Plenty of explanations have been proposed, but the increase can’t be definitively pinned on genetic improvements, improved nutrition, greater familiarity with testing or better schooling.
According to Cornell professor Stephen J. Ceci, the most direct gains are not in subjects that are taught (math, vocabulary) but are shown in parts of the test that seem unrelated to schooling (matrices, detecting similarities). In fact, test gains have been enormous in areas requiring the child to apply his or her own reasoning, such as arranging pictures to tell a story or putting shapes in a series. Although teaching children does return positive results, what a child learns through the natural stimulation of everyday life has a more profound effect. For example, a study to determine the effect of schooling on rural children in India found that the increase in overall intelligence from a year of age is twice the increase from that of attending a year of school.
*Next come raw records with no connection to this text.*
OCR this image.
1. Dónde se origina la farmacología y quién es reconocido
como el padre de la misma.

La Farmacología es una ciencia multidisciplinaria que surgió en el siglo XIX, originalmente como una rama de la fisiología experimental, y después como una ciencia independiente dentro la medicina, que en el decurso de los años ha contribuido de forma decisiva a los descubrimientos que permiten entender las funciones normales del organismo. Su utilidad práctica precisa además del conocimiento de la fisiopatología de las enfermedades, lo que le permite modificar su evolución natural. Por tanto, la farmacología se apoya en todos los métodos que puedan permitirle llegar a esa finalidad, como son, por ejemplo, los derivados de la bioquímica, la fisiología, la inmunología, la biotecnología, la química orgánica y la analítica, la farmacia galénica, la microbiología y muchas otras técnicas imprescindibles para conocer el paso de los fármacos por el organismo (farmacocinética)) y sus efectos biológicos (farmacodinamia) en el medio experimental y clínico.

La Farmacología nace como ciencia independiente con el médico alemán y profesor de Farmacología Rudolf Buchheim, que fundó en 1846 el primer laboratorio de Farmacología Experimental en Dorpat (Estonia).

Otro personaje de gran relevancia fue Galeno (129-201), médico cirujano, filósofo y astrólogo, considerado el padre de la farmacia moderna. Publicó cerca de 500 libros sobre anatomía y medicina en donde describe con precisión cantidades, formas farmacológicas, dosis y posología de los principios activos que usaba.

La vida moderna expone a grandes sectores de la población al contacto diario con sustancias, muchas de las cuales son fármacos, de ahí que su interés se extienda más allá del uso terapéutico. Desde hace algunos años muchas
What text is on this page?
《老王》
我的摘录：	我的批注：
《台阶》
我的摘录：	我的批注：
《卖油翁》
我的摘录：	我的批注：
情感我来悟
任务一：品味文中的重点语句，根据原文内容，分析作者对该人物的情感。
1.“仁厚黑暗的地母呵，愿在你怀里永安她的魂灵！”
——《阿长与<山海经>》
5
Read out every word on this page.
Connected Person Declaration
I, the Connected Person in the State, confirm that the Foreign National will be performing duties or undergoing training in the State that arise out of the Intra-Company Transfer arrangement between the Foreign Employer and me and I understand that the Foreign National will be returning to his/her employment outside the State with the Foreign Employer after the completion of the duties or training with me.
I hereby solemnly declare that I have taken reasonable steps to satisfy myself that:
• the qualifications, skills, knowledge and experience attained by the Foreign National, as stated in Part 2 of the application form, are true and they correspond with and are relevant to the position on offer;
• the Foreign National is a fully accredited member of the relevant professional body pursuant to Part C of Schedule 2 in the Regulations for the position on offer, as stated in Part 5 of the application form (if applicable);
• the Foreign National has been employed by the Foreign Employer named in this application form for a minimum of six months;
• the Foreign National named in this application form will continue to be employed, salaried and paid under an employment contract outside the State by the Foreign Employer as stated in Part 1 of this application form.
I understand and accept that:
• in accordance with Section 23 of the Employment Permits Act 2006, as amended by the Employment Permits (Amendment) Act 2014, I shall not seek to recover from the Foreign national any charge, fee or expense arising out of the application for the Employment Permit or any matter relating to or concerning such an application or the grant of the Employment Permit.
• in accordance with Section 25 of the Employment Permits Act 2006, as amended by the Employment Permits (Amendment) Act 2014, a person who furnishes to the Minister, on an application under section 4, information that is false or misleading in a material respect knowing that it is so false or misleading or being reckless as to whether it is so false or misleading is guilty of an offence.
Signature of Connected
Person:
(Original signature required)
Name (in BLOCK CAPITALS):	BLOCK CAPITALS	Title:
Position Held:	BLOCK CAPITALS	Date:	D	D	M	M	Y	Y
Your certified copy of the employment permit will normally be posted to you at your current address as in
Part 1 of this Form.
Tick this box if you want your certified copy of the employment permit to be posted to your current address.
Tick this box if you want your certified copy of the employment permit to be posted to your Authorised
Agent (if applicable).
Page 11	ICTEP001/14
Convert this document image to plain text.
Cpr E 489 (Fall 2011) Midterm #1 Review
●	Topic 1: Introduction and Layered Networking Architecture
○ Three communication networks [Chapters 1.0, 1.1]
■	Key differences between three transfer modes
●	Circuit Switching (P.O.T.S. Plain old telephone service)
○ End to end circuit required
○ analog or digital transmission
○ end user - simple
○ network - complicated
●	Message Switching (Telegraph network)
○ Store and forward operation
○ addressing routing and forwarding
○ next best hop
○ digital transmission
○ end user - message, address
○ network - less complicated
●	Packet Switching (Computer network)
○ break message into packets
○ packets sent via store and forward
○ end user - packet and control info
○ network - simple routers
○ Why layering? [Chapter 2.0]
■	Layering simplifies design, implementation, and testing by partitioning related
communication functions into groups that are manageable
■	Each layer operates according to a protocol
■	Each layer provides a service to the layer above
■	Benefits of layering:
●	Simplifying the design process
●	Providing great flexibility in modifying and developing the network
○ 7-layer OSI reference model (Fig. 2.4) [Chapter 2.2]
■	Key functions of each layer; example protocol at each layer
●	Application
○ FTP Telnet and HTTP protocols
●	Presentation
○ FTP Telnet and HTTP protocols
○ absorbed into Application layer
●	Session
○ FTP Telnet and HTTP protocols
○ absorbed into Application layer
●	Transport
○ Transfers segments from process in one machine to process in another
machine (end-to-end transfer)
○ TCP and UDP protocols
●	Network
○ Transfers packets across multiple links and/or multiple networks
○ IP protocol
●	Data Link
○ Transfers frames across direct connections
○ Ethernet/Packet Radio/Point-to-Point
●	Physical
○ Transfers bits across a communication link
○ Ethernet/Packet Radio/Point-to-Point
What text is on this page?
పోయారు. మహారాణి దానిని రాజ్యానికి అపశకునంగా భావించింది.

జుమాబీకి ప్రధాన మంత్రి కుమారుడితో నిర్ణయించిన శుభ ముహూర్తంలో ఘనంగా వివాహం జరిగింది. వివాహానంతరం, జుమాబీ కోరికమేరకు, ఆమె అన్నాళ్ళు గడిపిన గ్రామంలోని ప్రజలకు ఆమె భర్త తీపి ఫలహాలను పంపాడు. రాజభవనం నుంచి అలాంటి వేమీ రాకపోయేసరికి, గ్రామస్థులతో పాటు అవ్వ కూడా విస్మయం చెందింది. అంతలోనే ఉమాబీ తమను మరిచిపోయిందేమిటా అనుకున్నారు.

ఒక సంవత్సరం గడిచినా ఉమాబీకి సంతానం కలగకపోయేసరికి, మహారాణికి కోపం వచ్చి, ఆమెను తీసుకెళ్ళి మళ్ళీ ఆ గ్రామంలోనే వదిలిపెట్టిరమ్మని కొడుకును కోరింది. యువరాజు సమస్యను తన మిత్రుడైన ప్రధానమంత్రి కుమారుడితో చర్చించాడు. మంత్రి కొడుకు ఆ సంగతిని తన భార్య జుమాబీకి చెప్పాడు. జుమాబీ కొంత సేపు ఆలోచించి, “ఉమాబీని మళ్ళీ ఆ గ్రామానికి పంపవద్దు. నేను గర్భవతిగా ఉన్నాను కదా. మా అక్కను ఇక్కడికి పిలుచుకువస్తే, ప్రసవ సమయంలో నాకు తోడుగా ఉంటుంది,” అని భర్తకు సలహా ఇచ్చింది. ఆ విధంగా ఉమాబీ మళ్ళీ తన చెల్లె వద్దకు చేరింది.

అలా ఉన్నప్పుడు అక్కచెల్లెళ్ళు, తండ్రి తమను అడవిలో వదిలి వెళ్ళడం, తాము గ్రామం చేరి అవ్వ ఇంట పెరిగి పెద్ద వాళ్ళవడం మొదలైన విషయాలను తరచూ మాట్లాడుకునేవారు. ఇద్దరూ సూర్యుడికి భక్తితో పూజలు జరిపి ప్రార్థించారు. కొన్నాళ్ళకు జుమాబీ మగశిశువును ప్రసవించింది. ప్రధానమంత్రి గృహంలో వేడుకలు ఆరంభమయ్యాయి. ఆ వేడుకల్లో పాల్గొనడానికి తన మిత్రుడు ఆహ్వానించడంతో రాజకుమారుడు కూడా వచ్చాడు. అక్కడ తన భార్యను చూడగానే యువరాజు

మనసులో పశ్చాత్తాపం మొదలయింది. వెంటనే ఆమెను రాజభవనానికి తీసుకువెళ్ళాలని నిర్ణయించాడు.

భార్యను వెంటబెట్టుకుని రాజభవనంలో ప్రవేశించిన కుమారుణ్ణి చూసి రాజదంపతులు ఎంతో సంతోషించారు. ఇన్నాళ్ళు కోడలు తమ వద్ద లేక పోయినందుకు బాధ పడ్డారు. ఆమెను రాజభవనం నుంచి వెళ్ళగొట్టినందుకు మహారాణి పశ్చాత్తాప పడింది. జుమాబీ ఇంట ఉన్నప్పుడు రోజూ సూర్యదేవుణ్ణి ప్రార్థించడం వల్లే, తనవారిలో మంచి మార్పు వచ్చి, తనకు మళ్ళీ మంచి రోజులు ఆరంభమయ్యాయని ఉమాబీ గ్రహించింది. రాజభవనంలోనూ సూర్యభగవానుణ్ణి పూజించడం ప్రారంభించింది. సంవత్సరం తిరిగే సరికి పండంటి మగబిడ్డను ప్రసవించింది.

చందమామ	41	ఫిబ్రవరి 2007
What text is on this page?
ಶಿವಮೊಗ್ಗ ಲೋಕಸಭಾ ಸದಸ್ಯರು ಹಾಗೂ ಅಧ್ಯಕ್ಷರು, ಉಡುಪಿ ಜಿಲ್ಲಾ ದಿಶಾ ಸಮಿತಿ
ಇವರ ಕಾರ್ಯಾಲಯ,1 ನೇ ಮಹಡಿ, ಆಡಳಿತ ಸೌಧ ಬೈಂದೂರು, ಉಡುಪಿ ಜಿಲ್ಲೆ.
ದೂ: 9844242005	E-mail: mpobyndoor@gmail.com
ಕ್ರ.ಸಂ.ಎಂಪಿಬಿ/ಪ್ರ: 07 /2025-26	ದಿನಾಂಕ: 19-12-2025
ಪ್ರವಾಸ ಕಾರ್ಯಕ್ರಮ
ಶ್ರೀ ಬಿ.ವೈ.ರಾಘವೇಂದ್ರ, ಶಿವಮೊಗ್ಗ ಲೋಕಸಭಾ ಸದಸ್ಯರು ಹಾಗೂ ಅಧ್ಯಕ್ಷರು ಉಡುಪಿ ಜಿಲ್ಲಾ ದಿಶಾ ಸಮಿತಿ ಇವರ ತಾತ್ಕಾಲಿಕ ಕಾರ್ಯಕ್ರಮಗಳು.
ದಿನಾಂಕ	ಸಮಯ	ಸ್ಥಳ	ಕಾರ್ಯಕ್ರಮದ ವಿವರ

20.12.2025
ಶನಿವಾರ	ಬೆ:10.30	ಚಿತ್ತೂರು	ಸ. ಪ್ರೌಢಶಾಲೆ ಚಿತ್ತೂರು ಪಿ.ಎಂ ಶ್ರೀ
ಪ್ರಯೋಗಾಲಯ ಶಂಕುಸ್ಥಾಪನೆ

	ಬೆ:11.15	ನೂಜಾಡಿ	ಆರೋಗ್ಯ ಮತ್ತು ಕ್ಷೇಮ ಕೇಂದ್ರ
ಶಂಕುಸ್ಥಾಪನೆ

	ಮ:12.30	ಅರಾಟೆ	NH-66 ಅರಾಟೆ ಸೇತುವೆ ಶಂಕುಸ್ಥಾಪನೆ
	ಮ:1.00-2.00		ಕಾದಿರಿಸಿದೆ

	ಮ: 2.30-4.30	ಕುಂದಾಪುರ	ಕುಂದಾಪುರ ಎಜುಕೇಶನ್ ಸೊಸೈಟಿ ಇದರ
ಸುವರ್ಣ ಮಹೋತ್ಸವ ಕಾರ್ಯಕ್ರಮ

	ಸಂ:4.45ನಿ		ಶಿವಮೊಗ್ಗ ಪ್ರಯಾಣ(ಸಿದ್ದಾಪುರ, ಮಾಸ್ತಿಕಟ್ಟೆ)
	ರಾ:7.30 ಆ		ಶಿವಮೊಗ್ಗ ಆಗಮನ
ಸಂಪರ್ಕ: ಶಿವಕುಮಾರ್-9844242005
IQ test scores don’t relate to what truly provides satisfaction in life. But the Flynn Effect is intriguing. Factors we can’t completely explain are giving us the intellectual capacities to deal with an ever more challenging world.
6. Compassion is huge.
Never before in history have so many people worked tirelessly and selflessly to benefit others. Paul Hawken writes in Blessed Unrest: How the Largest Movement in the World Came into Being and Why No One Saw It Coming that the abolitionist movement was the first major movement by human beings to advocate on behalf of others without seeking advantage for themselves or their particular social or political group. Since that time, such efforts have grown with astonishing vigor.
There are now over a million organizations on the planet working for environmental stewardship, social justice, the preservation of indigenous cultures, and much more. These groups don’t seek wider acclaim, they seek to make a difference for the greater good.I know we can live more peacefully and wisely.
Humanity, which is clever and kind enough to bring about so much improvement, is also awakening to the vital importance of living more sustainably on Earth.
Thank you Leslie.
“When I despair, I remember that all through history the ways of truth
and love have always won. There have been tyrants, and murderers, and
for a time they can seem invincible, but in the end they always fall.